# Thread size



## shagster (Dec 7, 2014)

i am looking for some help.
We have been playing with some titleist 910 and 913 head and shaft combinations, and one of the threads has picked up, and not sure what thread size is, as I need to run a tap down the thread to clean it up.
Many thanks
Shagster


----------



## One Planer (Dec 7, 2014)

Are we talking driver or fairway shafts. 

You're aware that the driver shafts are interchangabe between  910 and 913 but not the fairway woods as the surefit adapter is different?

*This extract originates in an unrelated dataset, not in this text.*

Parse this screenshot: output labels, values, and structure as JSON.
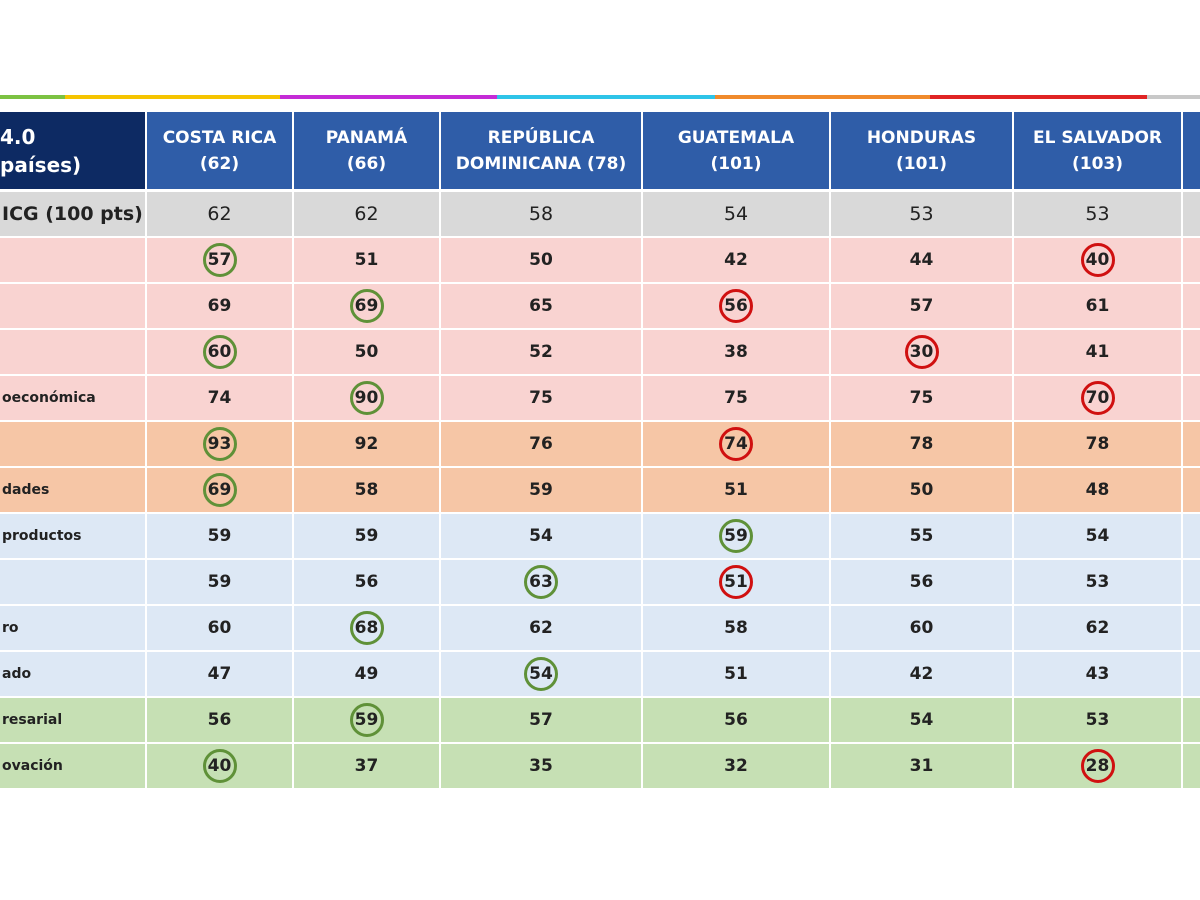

As for thread size, I can get a gauge from work tomorrow to measure.


----------



## shagster (Dec 7, 2014)

Thanks Gareth. Yes they are both drivers.
It looks about 4 mm but not sure.
Thanks
Shagster


----------



## pbrown7582 (Dec 7, 2014)

Go careful until gauged though could be m4 fine or even unified!


----------



## One Planer (Dec 7, 2014)

pbrown7582 said:



			Go careful until gauged though could be m4 fine or even unified!
		
Click to expand...

Metric.

Metric fine. 

Whitworth.

UNF.

UNC.

BSF.

Even British Allied (BA)


----------



## pbrown7582 (Dec 7, 2014)

Gareth said:



			Metric.

Metric fine. 

Whitworth.

UNF.

UNC.

BSF.

Even British Allied (BA) 

Click to expand...



You forgot BSP :ears:


----------



## shagster (Dec 7, 2014)

And several others ha ha
I have measured the screw and it comes in at 3/16, and I believe titleist is american, so I suspect it would be unf, but any other info, much appreciated
Regards
Shagster


----------



## shagster (Dec 8, 2014)

Thread turned out to be 3/16 unf or 10 / 32 tpi.
Very hard to find a tap though, luck with a small back street garage
Shagster


----------



## CliveW (Dec 9, 2014)

3/16" UNF and 2BA are the same. (Or close enough to pass)


----------



## shagster (Dec 9, 2014)

Thanks Clive , but the thread angle is quite a bit different.
I was lucky and found a tap so have sorted out minor problem
Shagster


----------



## pbrown7582 (Dec 9, 2014)

shagster said:



			Thread turned out to be 3/16 unf or 10 / 32 tpi.
Very hard to find a tap though, luck with a small back street garage
Shagster
		
Click to expand...

I did check my tool box stock but could only find a left hand 3/16


----------